The tasting notes for my splendidly named Turkey Flat Butcher’s Block Shiraz Grenache Mourvedre 2010 told me to expect hints of five spice, plum, cherry and blackcurrant, with smoky, meaty undertones. As it happened, I had several of these ingredients in the house – plums, meat, smoke and five spice – so I had a sniff. I can’t swear to any of them, but I do now know that my little jar of Chinese five spice powder smells of sawdust.

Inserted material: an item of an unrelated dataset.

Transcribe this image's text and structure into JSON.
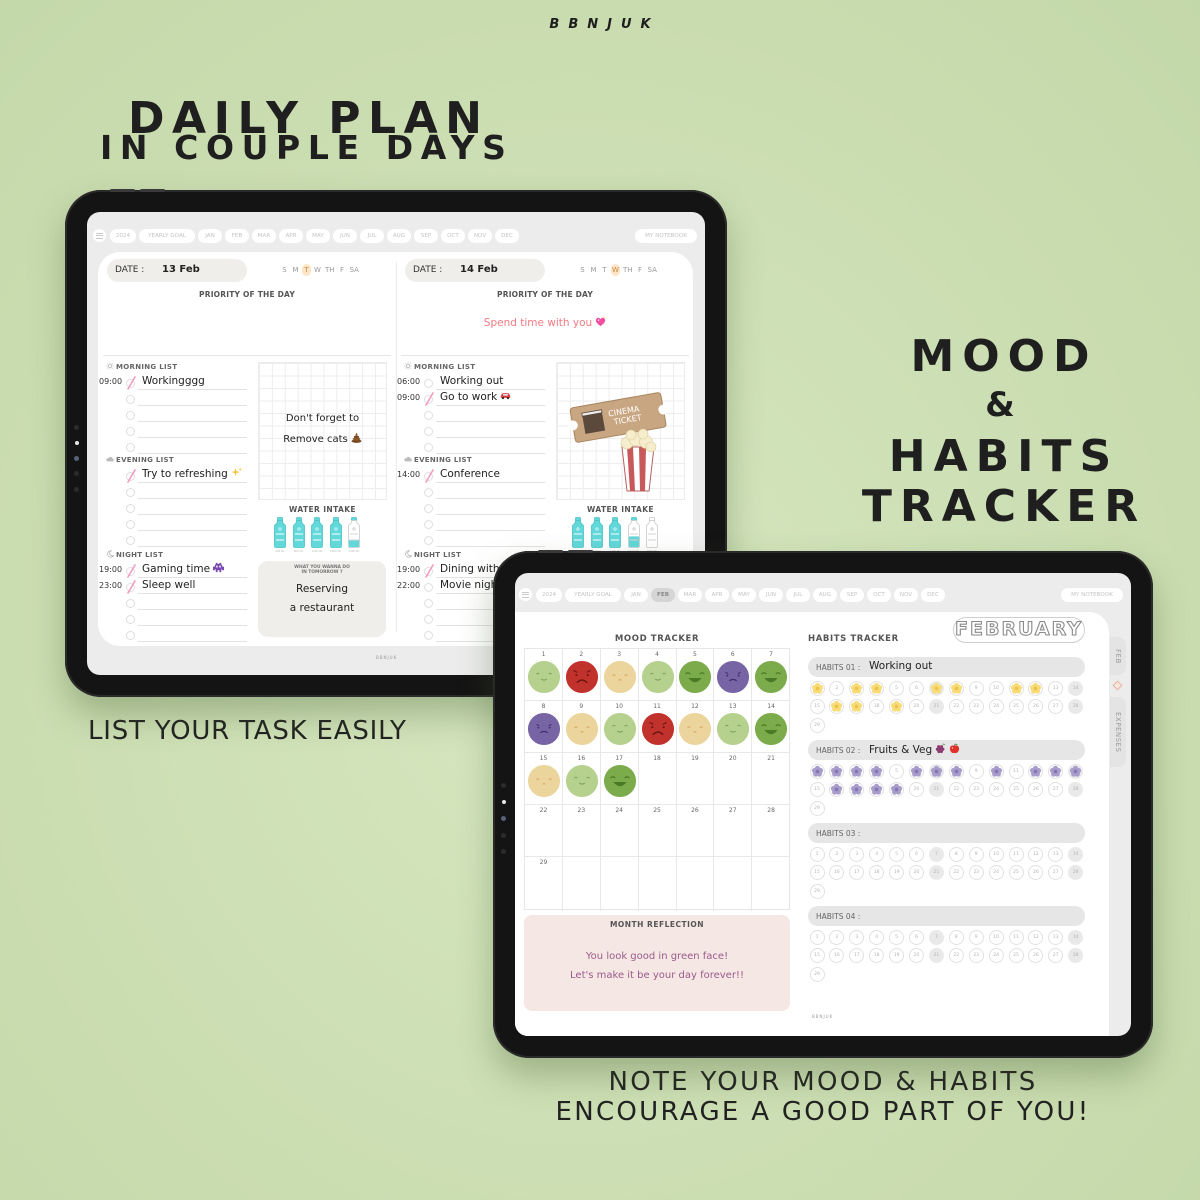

Tonight’s Rioja Reserva Dos Maderas 2006 exhorts me to detect cinnamon, clove and toasted bread. My jars of the first two do have a bit more nose to them than the five spice, because I use them more often, so they’ll be slightly fresher; I don’t have any toast to hand, I’m afraid.
I see I also have, amongst others, allspice, caraway, fennel, kaffir lime, saffron, fenugreek, juniper, asafoetida, two sorts of pimento, three sorts of peppercorns and, um, curry powder in my spice drawer. Not having the corresponding wines in the rack, I can’t test these, but I don’t mind betting there’ll be a fair proportion of sawdust amongst them. The asafoetida must go back a decade.
Talk about the mustard left on the plate! Colman’s have nothing on these spice merchants, do they? Still, they’ll probably be good enough for wine-making, if I ever take it up again.